En segundo lugar, la indignación y frustración de sandinistas históricos relegados por la centralización de la pareja Ortega-Murillo no parece comulgar con la extinción de un legado sandinista inscrito en la revolución popular de 1979. Sin embargo, esto no significa que la permanencia de ese legado equivalga al mantenimiento orgánico del FSLN bajo la lógica orteguista. Resta por ver, en cualquier caso, si asistiremos a la recolocación de una disputa en la izquierda nicaragüense para depurar al sandinismo de la abyecta marca orteguista, refundando una nueva instancia organizativa o una coalición partidaria capaz de reagrupar esa indignación.
Pero esa no parece ser la agenda de los actores presentes en las calles de Nicaragua. La indignación popular culpa al sandinismo -sin distinciones organizativas- por la ola de asesinatos, represión y torturas, sugiriendo que el debate aquí planteado podría llevar todavía más tiempo frente a la urgencia de los ciudadanos por justicia. Es en ese punto donde el activismo actual muestra una paradoja: una buena parte de los repertorios de movilización, desde las consignas hasta las barricadas, se reconocen en la herencia de la revolución popular de 1979 liderada por el movimiento sandinista.

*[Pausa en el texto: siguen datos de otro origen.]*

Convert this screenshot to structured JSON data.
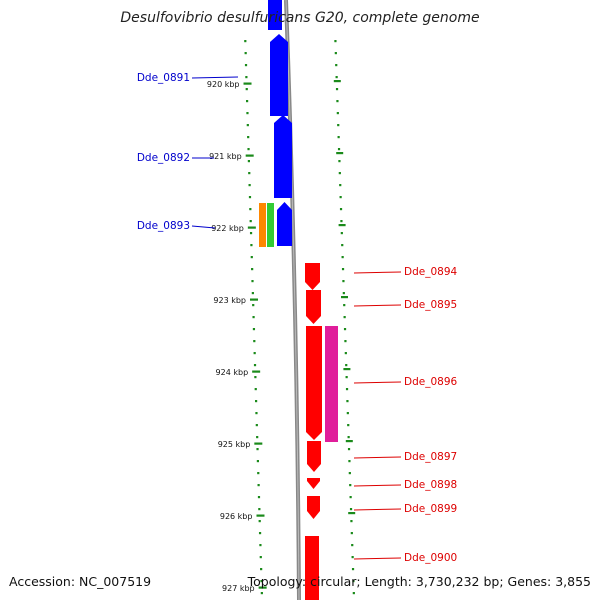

Es la reproducción de la memoria participativa que se mantiene presente en el país, pero reactivada según otras configuraciones que van desde la negación de la bandera partidaria -lo que distingue al activismo popular es la bandera azul y blanco-, hasta la incorporación de pautas que hace años han sido abandonadas por el FSLN, particularmente ambientales, feministas y LGBT. El desafío está planteado, no sólo para los sectores progresistas de Nicaragua que consideran a Ortega un traidor de los principios fundadores de la revolución popular. Lo es también para la izquierda latinoamericana que todavía no comprende la importancia de esa distinción.